The Clop ransomware gang’s large-scale data extortion campaign against MoveIt Transfer customers has become a high-profile cyber campaign in recent weeks. However, experts are divided on how financially successful this campaign has been for the ransomware gang.
The campaign began when Progress Software disclosed a critical SQL injection bug in its managed file transfer (MFT) product MoveIt Transfer. Although the vendor released a patch, security vendors reported that the flaw had already been exploited in the wild. Microsoft later published research connecting the threat activity to an actor known as “Lace Tempest,” which was linked to the Clop ransomware gang.
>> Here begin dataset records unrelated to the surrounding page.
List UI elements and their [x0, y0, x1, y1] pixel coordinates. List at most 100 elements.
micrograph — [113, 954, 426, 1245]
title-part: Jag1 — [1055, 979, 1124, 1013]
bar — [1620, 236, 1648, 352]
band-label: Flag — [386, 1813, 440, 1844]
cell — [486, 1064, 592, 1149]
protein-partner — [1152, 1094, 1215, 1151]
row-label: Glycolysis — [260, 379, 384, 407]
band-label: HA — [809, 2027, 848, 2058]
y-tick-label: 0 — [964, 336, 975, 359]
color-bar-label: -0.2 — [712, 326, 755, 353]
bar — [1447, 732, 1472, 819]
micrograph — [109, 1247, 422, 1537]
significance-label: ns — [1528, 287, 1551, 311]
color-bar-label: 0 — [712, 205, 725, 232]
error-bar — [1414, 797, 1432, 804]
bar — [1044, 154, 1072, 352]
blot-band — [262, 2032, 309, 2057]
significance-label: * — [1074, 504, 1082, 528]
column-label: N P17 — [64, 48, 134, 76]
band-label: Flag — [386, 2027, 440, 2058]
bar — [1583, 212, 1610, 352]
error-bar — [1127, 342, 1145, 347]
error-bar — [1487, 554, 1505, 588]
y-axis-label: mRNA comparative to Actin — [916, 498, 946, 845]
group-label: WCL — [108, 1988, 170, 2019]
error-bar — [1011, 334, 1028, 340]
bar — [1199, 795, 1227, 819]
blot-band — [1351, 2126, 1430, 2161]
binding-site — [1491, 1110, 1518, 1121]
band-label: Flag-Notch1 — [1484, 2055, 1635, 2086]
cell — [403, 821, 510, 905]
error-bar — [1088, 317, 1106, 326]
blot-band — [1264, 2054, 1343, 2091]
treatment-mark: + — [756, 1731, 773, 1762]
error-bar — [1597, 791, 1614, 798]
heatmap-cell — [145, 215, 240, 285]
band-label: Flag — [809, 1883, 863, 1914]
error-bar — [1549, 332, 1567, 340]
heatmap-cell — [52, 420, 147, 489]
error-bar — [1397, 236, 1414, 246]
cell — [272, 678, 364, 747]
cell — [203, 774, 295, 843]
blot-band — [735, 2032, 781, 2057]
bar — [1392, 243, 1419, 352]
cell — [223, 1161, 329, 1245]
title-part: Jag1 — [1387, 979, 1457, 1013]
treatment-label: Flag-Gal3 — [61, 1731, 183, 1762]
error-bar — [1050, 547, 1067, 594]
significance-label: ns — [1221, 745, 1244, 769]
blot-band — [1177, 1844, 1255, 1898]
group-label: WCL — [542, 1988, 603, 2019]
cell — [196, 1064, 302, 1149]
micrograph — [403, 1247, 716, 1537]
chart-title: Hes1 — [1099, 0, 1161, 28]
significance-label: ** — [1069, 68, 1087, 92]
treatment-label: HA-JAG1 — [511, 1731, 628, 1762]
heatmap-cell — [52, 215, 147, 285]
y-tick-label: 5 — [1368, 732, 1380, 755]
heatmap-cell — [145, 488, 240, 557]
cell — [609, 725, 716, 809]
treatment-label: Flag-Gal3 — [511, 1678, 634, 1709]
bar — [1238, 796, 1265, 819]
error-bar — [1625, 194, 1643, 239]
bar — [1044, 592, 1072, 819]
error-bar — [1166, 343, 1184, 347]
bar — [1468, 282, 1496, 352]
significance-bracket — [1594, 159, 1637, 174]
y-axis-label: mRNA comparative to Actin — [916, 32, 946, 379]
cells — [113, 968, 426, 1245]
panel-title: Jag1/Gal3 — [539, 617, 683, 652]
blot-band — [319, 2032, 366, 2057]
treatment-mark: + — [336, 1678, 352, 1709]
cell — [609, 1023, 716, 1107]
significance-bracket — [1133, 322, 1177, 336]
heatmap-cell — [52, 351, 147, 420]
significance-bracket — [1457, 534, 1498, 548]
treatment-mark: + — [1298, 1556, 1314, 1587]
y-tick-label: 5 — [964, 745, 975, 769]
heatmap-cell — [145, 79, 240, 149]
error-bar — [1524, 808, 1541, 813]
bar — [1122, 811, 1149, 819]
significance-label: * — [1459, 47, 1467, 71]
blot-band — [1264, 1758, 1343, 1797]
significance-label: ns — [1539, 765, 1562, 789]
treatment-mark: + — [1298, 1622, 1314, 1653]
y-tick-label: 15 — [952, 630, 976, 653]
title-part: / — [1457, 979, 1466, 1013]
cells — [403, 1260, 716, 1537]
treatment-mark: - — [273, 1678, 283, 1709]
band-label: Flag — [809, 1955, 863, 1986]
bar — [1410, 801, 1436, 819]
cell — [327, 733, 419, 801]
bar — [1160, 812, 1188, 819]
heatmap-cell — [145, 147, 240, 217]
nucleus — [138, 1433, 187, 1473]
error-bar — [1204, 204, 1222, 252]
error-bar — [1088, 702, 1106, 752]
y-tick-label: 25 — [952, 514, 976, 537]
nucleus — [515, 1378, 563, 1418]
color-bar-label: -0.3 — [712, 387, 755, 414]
Since then, many victims have come forward, disclosing data breaches as a result of the MoveIt Transfer attacks. These victims include private organizations in the U.K. and U.S. federal government agencies. Clop has also published the names of victim organizations on its leak site, threatening to release their stolen data.
Despite the number of high-profile victims, experts remain unsure of the campaign’s financial success. Brett Callow, an Emsisoft threat analyst, noted that there were well over 250 known MoveIt victims based on his tracking. However, it is unclear how much money the ransomware gang has made from this campaign. Campaigns that involve exfiltration-only attacks generally have a lower conversion rate than those involving extortion.
Mike Stokkel, a threat analyst at NCC Group subsidiary Fox-IT, estimated that around 2,500 MoveIt appliances were vulnerable to the zero-day exploit. He believes it will take a few more weeks for all the victims to be published on Clop’s leak site, as going through petabytes of stolen data and negotiating extortion would take time.
Bill Siegel, the CEO of ransomware-focused incident response firm Coveware, said that very few, if any, victims have paid the ransom based on their tracking of the campaign. He attributed this to the fact that data extortion-focused campaigns are less disruptive than encryption-based ransomware attacks. Additionally, the stolen data from these MFT instances is generally of lower quality, which may reduce its value to the ransomware gang.
Siegel noted that Clop’s first campaign against Accellion in 2021 was likely the most financially successful. However, the incident response industry and victims have become more aware of the risks associated with paying ransoms for data theft-only attacks. There is no guarantee that threat actors will delete stolen data or refrain from using it for future extortion if paid.
Marcelo Rivero, a threat intelligence analyst at Malwarebytes, stated that from Clop’s perspective, the campaign has achieved mixed success. While the ransomware gang was able to exploit a previously unknown vulnerability, the high publicity, scrutiny, and low quality of stolen data may have compromised their objectives.
It is important to note that victims of these attacks still have reporting and notification obligations, even if they pay the ransom. The core operations of the victims affected by Clop’s MoveIt campaign remain intact, but they must grapple with legal, privacy, and communication issues.
TechTarget Editorial reached out to Clop for comment, but the gang did not respond at the time of publication. As the campaign continues to unfold, experts will closely monitor the financial implications for both the ransomware gang and the victims affected by the attacks.